Figure 4. Effects of mannitol and driselase concentrations on KMR5045 protoplast yield. Influence of (A) mannitol and (B) driselase concentrations on the isolation efficiency of KMR5045 protoplasts. (C) Seven-day-old protonema cells (upper panel) and isolated KMR5045 protoplast cells (lower panel). Scale bars (upper panel) 50 μm; (lower panel) 20 μm.

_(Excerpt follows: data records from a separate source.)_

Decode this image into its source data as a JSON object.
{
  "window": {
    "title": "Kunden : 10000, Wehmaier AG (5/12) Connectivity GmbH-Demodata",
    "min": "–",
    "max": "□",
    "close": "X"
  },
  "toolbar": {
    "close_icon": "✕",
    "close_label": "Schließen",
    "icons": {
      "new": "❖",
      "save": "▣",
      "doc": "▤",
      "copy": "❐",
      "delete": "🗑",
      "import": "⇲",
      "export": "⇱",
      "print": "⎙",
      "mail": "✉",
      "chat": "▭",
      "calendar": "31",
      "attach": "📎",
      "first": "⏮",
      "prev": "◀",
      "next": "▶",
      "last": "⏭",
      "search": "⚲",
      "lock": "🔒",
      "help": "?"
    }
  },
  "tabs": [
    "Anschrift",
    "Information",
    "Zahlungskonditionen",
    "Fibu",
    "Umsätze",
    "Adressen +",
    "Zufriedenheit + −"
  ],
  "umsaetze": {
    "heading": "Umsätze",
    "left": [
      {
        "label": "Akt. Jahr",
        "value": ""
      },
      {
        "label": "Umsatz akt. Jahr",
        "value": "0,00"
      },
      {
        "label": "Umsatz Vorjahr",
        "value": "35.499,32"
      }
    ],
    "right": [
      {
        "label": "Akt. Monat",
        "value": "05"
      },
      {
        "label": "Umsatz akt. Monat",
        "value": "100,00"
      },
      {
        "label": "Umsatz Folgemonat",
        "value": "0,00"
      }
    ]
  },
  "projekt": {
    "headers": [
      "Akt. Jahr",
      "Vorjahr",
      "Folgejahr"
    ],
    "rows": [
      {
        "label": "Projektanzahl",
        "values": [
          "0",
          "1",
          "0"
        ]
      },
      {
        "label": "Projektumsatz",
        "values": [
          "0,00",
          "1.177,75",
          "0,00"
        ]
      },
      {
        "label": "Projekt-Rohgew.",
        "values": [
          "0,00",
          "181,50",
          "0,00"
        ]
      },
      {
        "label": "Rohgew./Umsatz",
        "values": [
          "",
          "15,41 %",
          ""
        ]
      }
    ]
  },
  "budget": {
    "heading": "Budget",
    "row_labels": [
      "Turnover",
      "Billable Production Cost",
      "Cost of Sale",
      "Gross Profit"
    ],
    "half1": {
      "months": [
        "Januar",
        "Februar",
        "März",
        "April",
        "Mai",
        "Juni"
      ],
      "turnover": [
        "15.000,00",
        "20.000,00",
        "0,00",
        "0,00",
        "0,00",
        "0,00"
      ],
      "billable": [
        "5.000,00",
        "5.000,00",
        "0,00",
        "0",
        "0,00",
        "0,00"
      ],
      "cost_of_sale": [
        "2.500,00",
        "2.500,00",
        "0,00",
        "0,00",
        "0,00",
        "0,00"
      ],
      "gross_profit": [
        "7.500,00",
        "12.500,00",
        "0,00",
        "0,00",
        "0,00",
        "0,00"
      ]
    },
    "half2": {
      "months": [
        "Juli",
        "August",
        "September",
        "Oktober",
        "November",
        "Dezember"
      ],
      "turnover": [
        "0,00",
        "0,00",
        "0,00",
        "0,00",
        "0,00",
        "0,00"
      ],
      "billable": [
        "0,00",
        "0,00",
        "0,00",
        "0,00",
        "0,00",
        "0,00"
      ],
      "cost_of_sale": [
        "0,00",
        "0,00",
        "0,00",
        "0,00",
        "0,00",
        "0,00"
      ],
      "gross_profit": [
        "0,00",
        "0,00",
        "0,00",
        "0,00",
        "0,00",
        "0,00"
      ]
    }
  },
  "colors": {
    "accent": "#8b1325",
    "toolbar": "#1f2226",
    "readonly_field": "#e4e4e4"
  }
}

Several selective agents and corresponding resistance genes have been developed to distinguish transfected and non-transfected cells (Simmonds and Grainger, 1993). The most widely used agents are hygromycin, G418, and kanamycin, which are aminoglycoside compounds that hinder translation in eukaryotic and prokaryotic cells (Mingeot-Leclercq et al., 1999). We determined the sensitivity of KMR5045 protonema cells to various concentrations of antibiotics to determine the suitability of the selection markers for genetic transfection. Cells of P. patens cells were also tested for comparison. Subcultured protonema cells were inoculated onto solid Knop medium that was supplemented with various concentrations of antibiotics. The plates were incubated for 2 weeks at 20°C and growth was monitored and compared with that of cells grown on antibiotic-free medium. Both species showed similar levels of sensitivity to G418 and hygromycin, growth of healthy green protonema was notobserved on medium containing >10 mg⋅L–1 of G418 or >5 mg⋅L–1 of hygromycin. By contrast, the responses of the two mosses to kanamycin differed markedly. While reduced P. patens growth was still observed on medium containing 100 mg⋅L–1 kanamycin, KMR5045 growth was not detectable on medium containing kanamycin at concentrations of 50 mg⋅L–1 or greater (Figure 5).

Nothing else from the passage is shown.